94,9-10 La argumentación es empírica, en términos antropomórficos: cfr. Prov 20,12 (tiene su versión metafísica, la causalidad). "Reprimir" como enseñan abundantemente Prov, es parte integrante de la educación. Cambiando del Dios justiciero al educador (Dt 8,5), da un giro saludable al discurso. Si sus oyentes quieren comprender y aceptan la corrección, no incurrirán en un juicio sin apelación.
94,11 De nuevo el artificio del enlace. Los "planes" humanos autónomos o contrarios a los de Dios: Sal 33,1 Os.
94,12 La bienaventuranza pasa de lo simplemente sapiencial (Prov 6,20; 7,2; 13, 14) Y universal, a la instrucción por la "ley", que implica revelación.
94,13 Explica la dilación del juicio divino: al honrado, el tiempo le prepara el descanso, para el malvado el tiempo se emplea en cavarle la fosa.
94,14 Eco del v. 5
94,15 Texto difícil. a) Contando con personificaciones se reconstruye imaginativamente una escena: Derecho, seguido de todos los rectos, va en busca de Justicia, desterrada o secuestrada, para hacerla retornar. b) Corrigiendo la vocalización: su derecho retorna al honrado.
94,16 Solo frente a muchos, ante el tribunal, el inocente busca apoyo. A las preguntas responden los versos siguientes, saltándose una etapa.
94,17 -18 Se remontan a un tiempo anterior a la pregunta; o bien, en virtud de la certeza que da la esperanza, anticipan mentalmente un hecho futuro, El "Silencio" es en hebreo Duma: cfr. Is 21,11; Sal 115,17; sería huésped de Silencio, sin poder dar gritos a Dios ni echar discursos a los necios.

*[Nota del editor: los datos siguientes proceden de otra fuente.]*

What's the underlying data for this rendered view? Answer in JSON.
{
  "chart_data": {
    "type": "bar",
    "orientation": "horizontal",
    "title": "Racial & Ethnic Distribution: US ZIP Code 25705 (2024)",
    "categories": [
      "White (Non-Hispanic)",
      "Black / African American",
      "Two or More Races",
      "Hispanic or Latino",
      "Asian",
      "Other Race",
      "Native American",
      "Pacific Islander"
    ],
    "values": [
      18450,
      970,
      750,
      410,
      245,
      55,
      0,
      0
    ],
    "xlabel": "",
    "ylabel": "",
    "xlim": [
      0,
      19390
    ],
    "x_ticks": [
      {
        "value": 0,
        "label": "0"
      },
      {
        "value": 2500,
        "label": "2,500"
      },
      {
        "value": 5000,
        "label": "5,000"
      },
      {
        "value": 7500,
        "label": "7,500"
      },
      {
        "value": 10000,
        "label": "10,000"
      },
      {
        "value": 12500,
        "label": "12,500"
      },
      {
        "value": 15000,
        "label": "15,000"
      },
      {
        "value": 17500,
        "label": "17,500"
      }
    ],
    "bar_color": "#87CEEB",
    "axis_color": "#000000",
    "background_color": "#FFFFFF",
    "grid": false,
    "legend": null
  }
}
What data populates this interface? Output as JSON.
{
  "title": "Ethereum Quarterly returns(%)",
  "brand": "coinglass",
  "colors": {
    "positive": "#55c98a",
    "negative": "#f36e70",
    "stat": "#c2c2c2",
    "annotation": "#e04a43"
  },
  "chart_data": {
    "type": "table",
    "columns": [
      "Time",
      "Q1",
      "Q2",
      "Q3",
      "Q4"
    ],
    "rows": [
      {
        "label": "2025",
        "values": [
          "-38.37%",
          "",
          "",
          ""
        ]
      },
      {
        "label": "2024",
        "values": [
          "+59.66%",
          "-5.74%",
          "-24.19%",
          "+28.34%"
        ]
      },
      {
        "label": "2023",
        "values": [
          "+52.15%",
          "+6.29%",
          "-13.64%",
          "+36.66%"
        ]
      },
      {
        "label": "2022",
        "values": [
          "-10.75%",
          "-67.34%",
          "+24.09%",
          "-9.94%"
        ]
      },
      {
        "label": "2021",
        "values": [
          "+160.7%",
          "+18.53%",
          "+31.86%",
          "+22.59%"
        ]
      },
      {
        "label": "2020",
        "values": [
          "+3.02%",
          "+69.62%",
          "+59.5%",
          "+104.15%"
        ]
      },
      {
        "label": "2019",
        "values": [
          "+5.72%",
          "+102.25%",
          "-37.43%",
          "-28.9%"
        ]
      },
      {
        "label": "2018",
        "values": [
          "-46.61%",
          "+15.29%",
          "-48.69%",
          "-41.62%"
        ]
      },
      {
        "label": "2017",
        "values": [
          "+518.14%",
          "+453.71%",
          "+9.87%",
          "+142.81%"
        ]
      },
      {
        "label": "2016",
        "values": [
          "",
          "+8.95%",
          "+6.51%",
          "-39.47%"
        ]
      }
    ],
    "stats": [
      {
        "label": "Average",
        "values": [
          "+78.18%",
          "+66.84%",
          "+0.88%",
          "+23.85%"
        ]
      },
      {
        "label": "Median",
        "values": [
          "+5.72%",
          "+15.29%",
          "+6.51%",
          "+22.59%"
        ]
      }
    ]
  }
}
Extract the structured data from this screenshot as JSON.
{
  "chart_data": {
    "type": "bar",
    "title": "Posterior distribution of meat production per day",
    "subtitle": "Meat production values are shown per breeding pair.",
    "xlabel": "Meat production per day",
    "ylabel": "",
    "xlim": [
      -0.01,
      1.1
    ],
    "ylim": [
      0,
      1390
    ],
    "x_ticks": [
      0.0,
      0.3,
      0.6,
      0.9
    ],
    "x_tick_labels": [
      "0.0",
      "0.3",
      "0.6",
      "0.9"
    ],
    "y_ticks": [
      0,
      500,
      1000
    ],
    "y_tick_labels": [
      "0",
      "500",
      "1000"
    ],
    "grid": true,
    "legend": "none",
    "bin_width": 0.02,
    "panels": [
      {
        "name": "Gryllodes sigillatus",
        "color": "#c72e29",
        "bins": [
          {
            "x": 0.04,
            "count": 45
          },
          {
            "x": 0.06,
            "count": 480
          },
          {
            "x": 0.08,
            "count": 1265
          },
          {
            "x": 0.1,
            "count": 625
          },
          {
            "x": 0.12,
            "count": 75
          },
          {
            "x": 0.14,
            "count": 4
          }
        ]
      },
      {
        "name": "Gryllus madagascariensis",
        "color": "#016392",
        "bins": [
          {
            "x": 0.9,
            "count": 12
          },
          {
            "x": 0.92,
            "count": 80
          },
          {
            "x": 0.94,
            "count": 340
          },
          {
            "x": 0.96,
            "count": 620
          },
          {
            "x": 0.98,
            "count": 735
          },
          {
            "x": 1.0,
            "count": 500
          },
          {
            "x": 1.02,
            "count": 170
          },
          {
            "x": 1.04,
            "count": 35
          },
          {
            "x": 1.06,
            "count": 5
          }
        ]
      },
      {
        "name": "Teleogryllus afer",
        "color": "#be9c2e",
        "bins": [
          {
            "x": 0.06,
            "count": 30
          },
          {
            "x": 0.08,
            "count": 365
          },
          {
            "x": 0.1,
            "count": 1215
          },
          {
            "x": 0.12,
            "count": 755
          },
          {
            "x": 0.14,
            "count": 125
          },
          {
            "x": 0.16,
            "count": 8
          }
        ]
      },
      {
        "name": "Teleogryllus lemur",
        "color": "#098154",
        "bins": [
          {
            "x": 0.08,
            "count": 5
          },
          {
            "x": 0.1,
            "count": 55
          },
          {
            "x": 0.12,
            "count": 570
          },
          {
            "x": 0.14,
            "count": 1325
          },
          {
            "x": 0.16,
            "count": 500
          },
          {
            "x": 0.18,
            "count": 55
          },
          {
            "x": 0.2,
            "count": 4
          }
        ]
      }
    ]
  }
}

94,19 De la tragedia evitada y recordada con un escalofrío salta a un recuerdo íntimo y gozoso: el "consuelo" divino que lo deleita con ternura y anula sus "preocupaciones".
94,20 Son llamativas dos fórmulas intensas y felices. "Tribunal de crímenes / criminal" , opuesto al "Dios justiciero". Y su tarea: elaboran (artesanamente) desgracias (indebidas) sobre (usando, manipulando) la ley: véanse Is 10,10; Jr 8,8.
94,21 "Atentan": con una leve corrección; el hebreo dice "se conchaban".
94,22-23 Por encima del juicio humano inicuo se levanta el juicio justo de Dios, que tiene la última palabra.
Trasposición cristiana.
Oponiendo la ciencia humana al saber de Dios, Pablo cita la versión griega del v. 11. Para el v. 19 encontramos un buen comentario en 2 Cor 1,3-6; 7,6s.